Tomorrow's bots -- trained on data already being collected by human agents rating how helpful each successive suggested answer is -- may end up being the cost-cutting technology and layoff trigger some employees fear.
ICMI leader not seeing it
That hasn't happened so far, said Brad Cleveland, ICMI's co-founder and past president, in his keynote address at the May 13 to 16 contact center conference in Fort Lauderdale, Fla.
Brad ClevelandCo-founder and past president, ICMI
Existing contact center AI tools can automate some low-level tasks Cleveland characterized as ones that "shouldn't have precipitated customer contact in the first place," often because of a product or service's insufficient development or documentation. It takes customer service engaging with customers to unearth those issues so they can be corrected. As far as bots replacing human contact center agents, for now, Cleveland said "we're not seeing it."
"Artificial intelligence is called 'artificial intelligence' for a reason -- it's not a relationship," Cleveland said. "Whenever that's necessary, contact centers are going to be important as ever."
One measure of contact center AI's progress is how bank customers rarely call to ask for their account balances as they did in the past, said Jafar Adibi, head of artificial intelligence and data science at Talkdesk, based in San Francisco. They just log into a website or ask a bot. Agents will have to be trained and empowered to solve more difficult customer problems as bots soak up the easiest work, he said.
"Minority Report, that kind of stuff, we'll get there," Adibi said, referring to the 2002 science fiction action movie directed by Steven Spielberg, in which police catch criminals based on human predictions about the future.
Adibi said, in 10 to15 years, bots will perform many more tasks than they do today. It will take that long to get them up and running, because there are many "simple pains" in contact center AI technology that still need to be eliminated before the next generation of bots can realize more humanlike attributes.
Adibi added, though, that some customers will likely always prefer talking human-to-human for some customer service problems. But some members of younger generations, he noted, actually prefer interacting with bots.
Augmented reality in the contact center
One noteworthy application of contact center AI showcased at ICMI was augmented reality from TechSee.
Pointing the camera at the back of a device, such as Wi-Fi routers or cable modems, in one customer application, shows data about what cables to plug in and where. The technology can also guide agents to figure out what's gone wrong by connecting them to documentation and offering suggestions for solving problems.
The startup sells to both contact centers and field service operations, and it supports live chat, visual databases to more quickly identify devices and problems, screen sharing, reporting and analytics for service engagement.
According to Tom Tseki, vice president of sales for North America at TechSee, the idea behind the technology is to prevent "truck rolls," or service calls at residences and business, or when those visits happen, assisting agents with likely fixes to the problem precipitating the call.
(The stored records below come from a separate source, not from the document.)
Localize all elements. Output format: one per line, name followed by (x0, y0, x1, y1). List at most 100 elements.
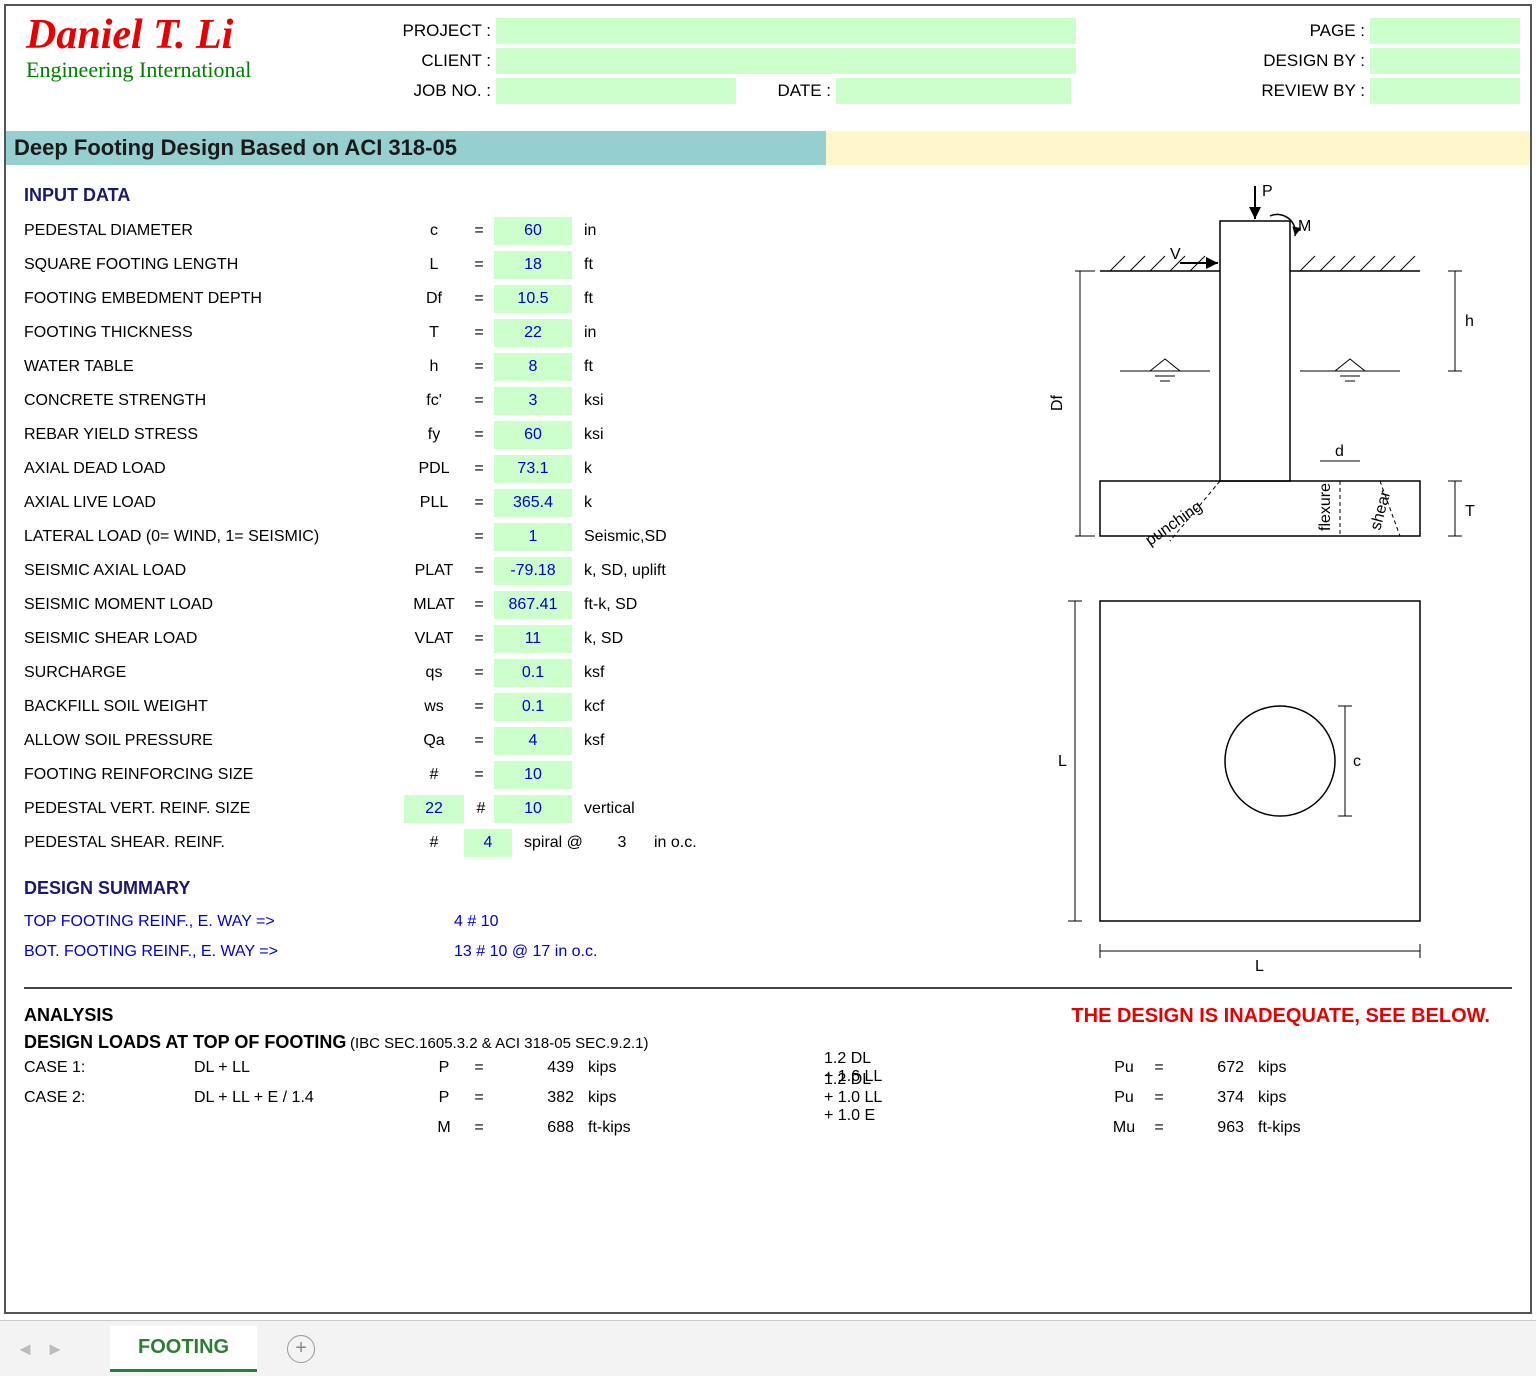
case2-pucombo: 1.2 DL + 1.0 LL + 1.0 E (644, 1071, 884, 1125)
input-symbol: # (404, 766, 464, 784)
reviewby-input[interactable] (1370, 78, 1520, 104)
input-value[interactable]: 73.1 (494, 455, 572, 483)
case1-combo: DL + LL (194, 1059, 424, 1077)
project-label: PROJECT : (306, 21, 496, 41)
input-value[interactable]: 8 (494, 353, 572, 381)
input-symbol: ws (404, 698, 464, 716)
logo-sub: Engineering International (26, 57, 251, 83)
input-unit: ft (572, 290, 752, 308)
case-M: 688 (494, 1119, 574, 1137)
case2-combo: DL + LL + E / 1.4 (194, 1089, 424, 1107)
input-value[interactable]: 18 (494, 251, 572, 279)
warning-text: THE DESIGN IS INADEQUATE, SEE BELOW. (1071, 1005, 1490, 1028)
page-label: PAGE : (1110, 21, 1370, 41)
case1-Pu: 672 (1174, 1059, 1244, 1077)
input-symbol: PLL (404, 494, 464, 512)
designby-input[interactable] (1370, 48, 1520, 74)
jobno-label: JOB NO. : (306, 81, 496, 101)
input-symbol: qs (404, 664, 464, 682)
project-input[interactable] (496, 18, 1076, 44)
input-label: CONCRETE STRENGTH (24, 392, 404, 410)
input-symbol: MLAT (404, 596, 464, 614)
svg-text:V: V (1170, 246, 1181, 263)
input-symbol: c (404, 222, 464, 240)
designby-label: DESIGN BY : (1110, 51, 1370, 71)
input-unit: in (572, 222, 752, 240)
input-value[interactable]: 60 (494, 217, 572, 245)
input-unit: ksi (572, 426, 752, 444)
input-value[interactable]: 4 (494, 727, 572, 755)
svg-text:flexure: flexure (1317, 483, 1334, 531)
svg-text:L: L (1255, 958, 1264, 975)
input-symbol: PDL (404, 460, 464, 478)
botreinf-val: 13 # 10 @ 17 in o.c. (454, 943, 597, 961)
page-title: Deep Footing Design Based on ACI 318-05 (6, 131, 826, 165)
input-value[interactable]: 867.41 (494, 591, 572, 619)
case1-name: CASE 1: (24, 1059, 194, 1077)
pedshear-sp: 3 (602, 834, 642, 852)
add-tab-icon[interactable]: + (287, 1335, 315, 1363)
pedvert-qty[interactable]: 22 (404, 795, 464, 823)
input-value[interactable]: 0.1 (494, 693, 572, 721)
input-label: SURCHARGE (24, 664, 404, 682)
logo: Daniel T. Li Engineering International (26, 11, 251, 83)
input-unit: ksi (572, 392, 752, 410)
case1-P: 439 (494, 1059, 574, 1077)
input-symbol: T (404, 324, 464, 342)
input-value[interactable]: 10 (494, 761, 572, 789)
svg-text:c: c (1353, 753, 1361, 770)
input-unit: k (572, 494, 752, 512)
svg-text:P: P (1262, 183, 1273, 200)
pedvert-label: PEDESTAL VERT. REINF. SIZE (24, 800, 404, 818)
pedvert-sym: # (468, 800, 494, 818)
tab-prev-icon[interactable]: ◄ (10, 1334, 40, 1364)
topreinf-val: 4 # 10 (454, 913, 498, 931)
input-unit: ksf (572, 664, 752, 682)
input-symbol: fc' (404, 392, 464, 410)
pedshear-label: PEDESTAL SHEAR. REINF. (24, 834, 404, 852)
svg-text:d: d (1335, 443, 1344, 460)
tab-footing[interactable]: FOOTING (110, 1326, 257, 1372)
analysis-sub: DESIGN LOADS AT TOP OF FOOTING (24, 1032, 346, 1052)
svg-text:L: L (1058, 753, 1067, 770)
input-value[interactable]: 3 (494, 387, 572, 415)
input-value[interactable]: 0.1 (494, 659, 572, 687)
input-value[interactable]: -79.18 (494, 557, 572, 585)
input-unit: in (572, 324, 752, 342)
input-symbol: Df (404, 290, 464, 308)
client-input[interactable] (496, 48, 1076, 74)
input-symbol: PLAT (404, 562, 464, 580)
input-symbol: h (404, 358, 464, 376)
input-label: AXIAL DEAD LOAD (24, 460, 404, 478)
svg-text:punching: punching (1143, 498, 1206, 549)
input-label: SEISMIC SHEAR LOAD (24, 630, 404, 648)
input-label: AXIAL LIVE LOAD (24, 494, 404, 512)
input-value[interactable]: 365.4 (494, 489, 572, 517)
input-value[interactable]: 10.5 (494, 285, 572, 313)
input-unit: ksf (572, 732, 752, 750)
input-value[interactable]: 22 (494, 319, 572, 347)
pedvert-val[interactable]: 10 (494, 795, 572, 823)
input-value[interactable]: 1 (494, 523, 572, 551)
jobno-input[interactable] (496, 78, 736, 104)
reviewby-label: REVIEW BY : (1110, 81, 1370, 101)
pedshear-sym: # (404, 834, 464, 852)
topreinf-label: TOP FOOTING REINF., E. WAY => (24, 913, 454, 931)
input-value[interactable]: 11 (494, 625, 572, 653)
svg-text:Df: Df (1049, 394, 1066, 411)
input-symbol: Qa (404, 732, 464, 750)
page-input[interactable] (1370, 18, 1520, 44)
date-input[interactable] (836, 78, 1071, 104)
tab-next-icon[interactable]: ► (40, 1334, 70, 1364)
input-value[interactable]: 60 (494, 421, 572, 449)
input-label: ALLOW SOIL PRESSURE (24, 732, 404, 750)
case-Mu: 963 (1174, 1119, 1244, 1137)
svg-text:h: h (1465, 313, 1474, 330)
input-label: LATERAL LOAD (0= WIND, 1= SEISMIC) (24, 528, 404, 546)
input-label: FOOTING THICKNESS (24, 324, 404, 342)
pedshear-val[interactable]: 4 (464, 829, 512, 857)
input-label: REBAR YIELD STRESS (24, 426, 404, 444)
input-unit: k (572, 460, 752, 478)
pedshear-unit2: in o.c. (642, 834, 697, 852)
input-label: SEISMIC MOMENT LOAD (24, 596, 404, 614)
"If I'm going to throw a chatbot in front of my customers, it only covers a few use cases," Tseki said, adding that AR tools may represent the next generation of customer service for some companies' goods and services. "It's only going to answer 10% of the volume, and now the other 90% are pissed off because they wasted a bunch of time with the chatbot and still have to go talk to somebody."
AR tools cut technician dispatches to customer homes and offices by 19% and product returns by 17%, according to a recent survey of 60 TechSee clients covering 220 contact centers and 30,000 agents. Customers also indicated they increased first-contact resolution -- or solving a customer's problem on their first call, a key measurement of success for many contact centers -- by 22%.